Housing finance companies (HFC) are setting up wide networks that operate efficiently throughout the country, providing finance at all levels of incomes. HDFC also has a well-established product distribution network comprising 87 offices in India and one international office in Dubai. It also has service associates in Kuwait, Oman and Qatar. This gives the company an extensive reach, unparalleled by its peers.
What will boost growth further is the value added services provided by HDFC. The company has diversified its role and helps in identifying properties according to individual requirements. It assists in completing legal due diligence of the same. The company is also growing inorganically with a cautious approach. Its recent acquisition of Home Trust Housing Finance and Gruh Finance would not only increase its size but will also add to the economies of scale.

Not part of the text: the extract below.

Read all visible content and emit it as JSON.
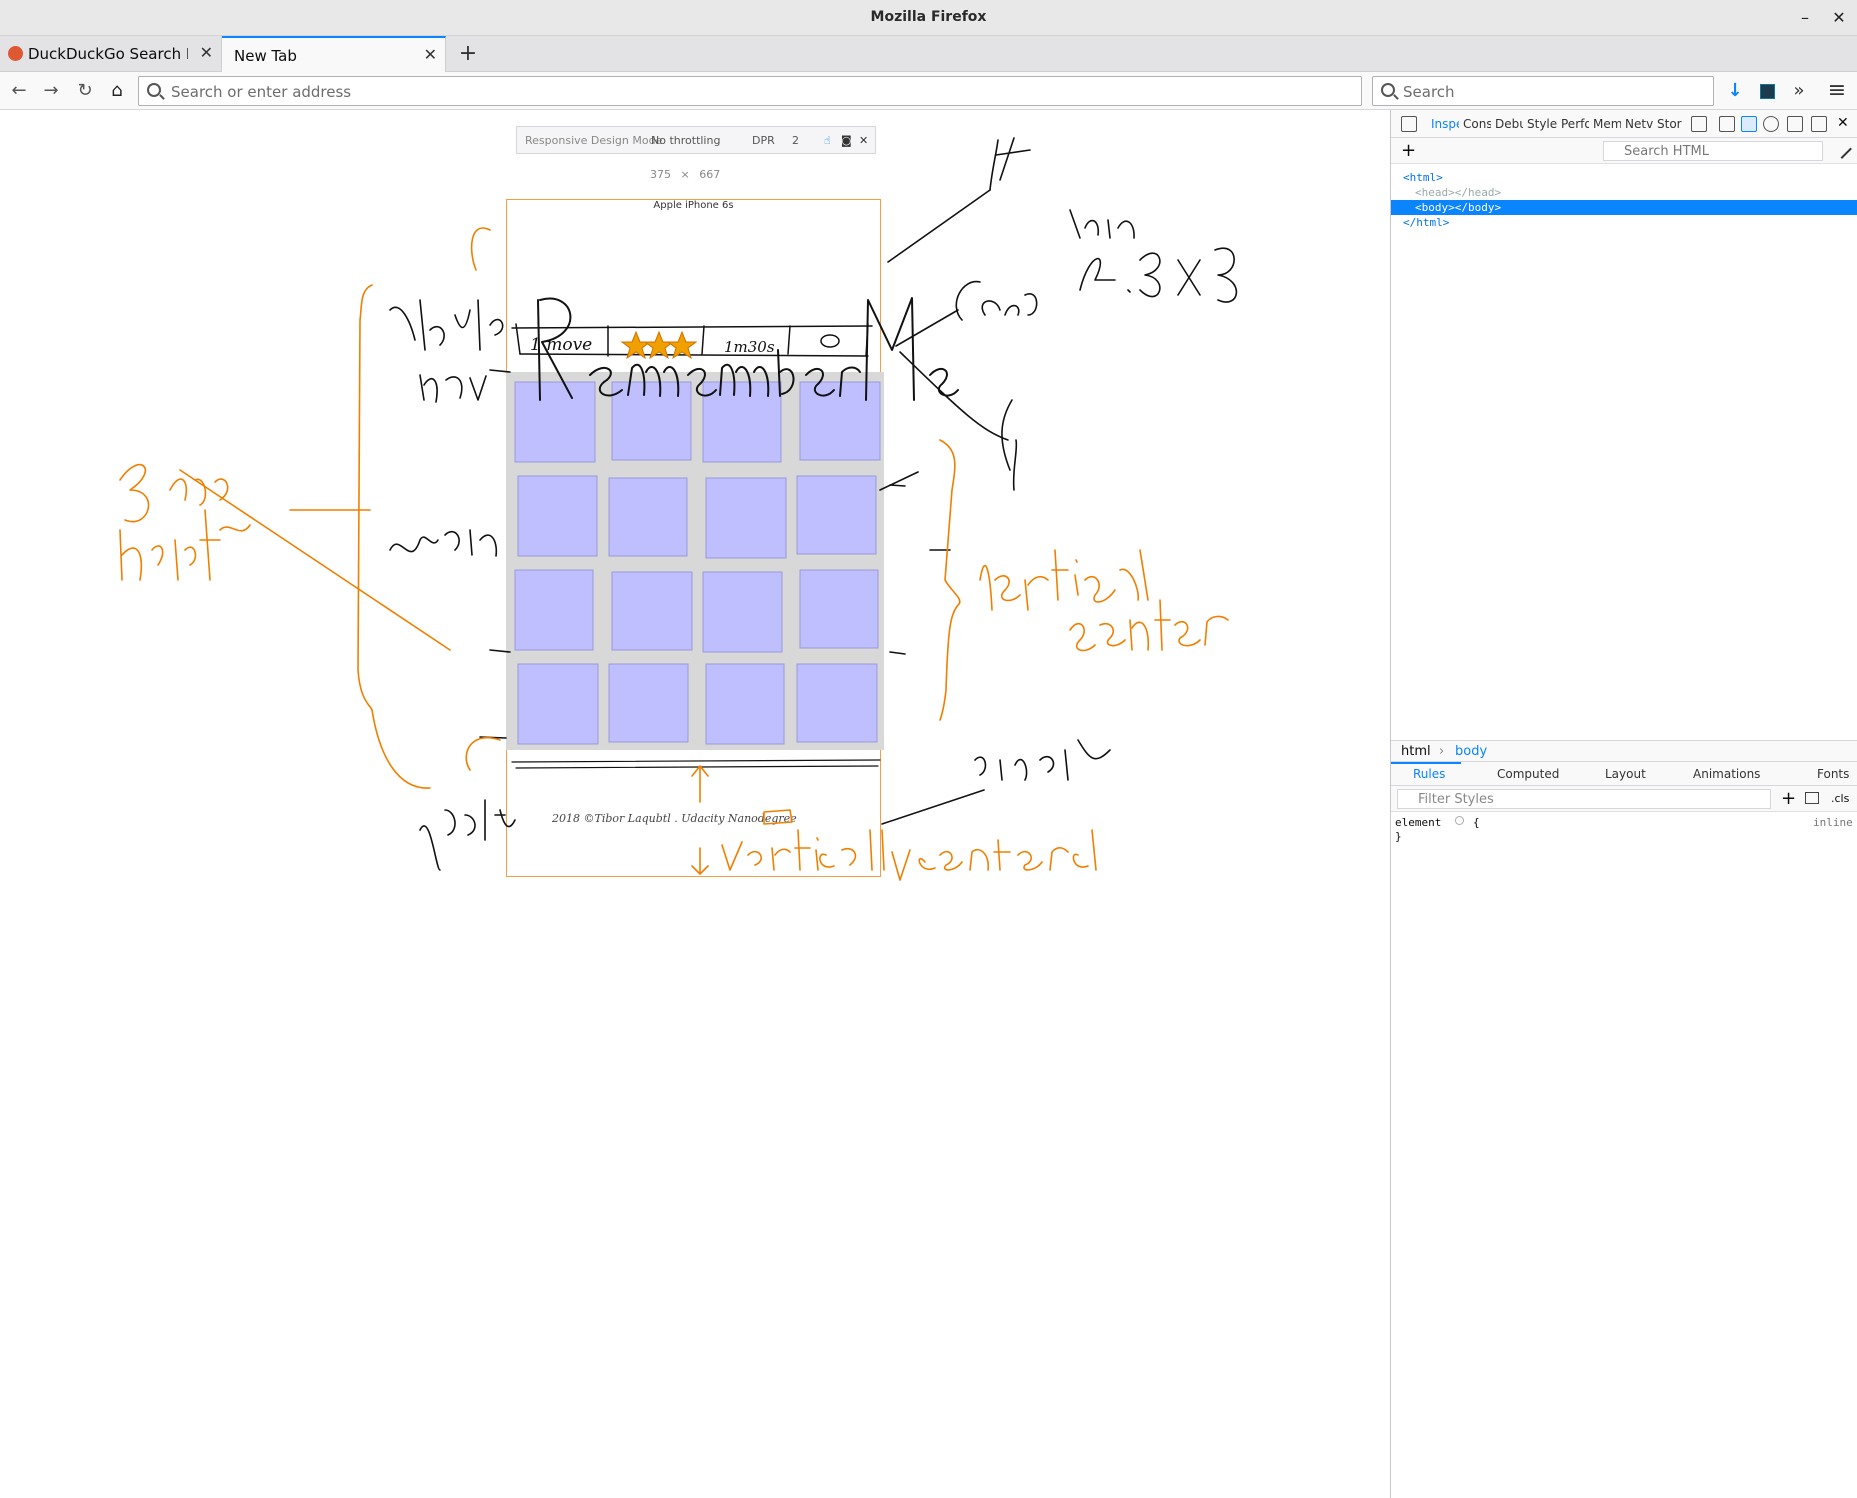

At the current market price of Rs 679 HDFC is trading at a Price/Book value ratio of 3x and P/E of 15x FY02 projected earnings. Its current valuations are one of the highest in the past ten years. The company’s proactive nature and brand name has always accorded it premium valuations on the bourses. Compared to other stocks in different industries, HDFC’s stock looks expensive in the current market scenario. However, in view of it’s past performance and future growth potential the stock is likely to trade at a premium. Another technical factor, which will contribute a rise in stock price, is the increase in FII limit to 74%-100% by the RBI. (As on March ’01, FII and FDI were cumulatively holding 64% of the company).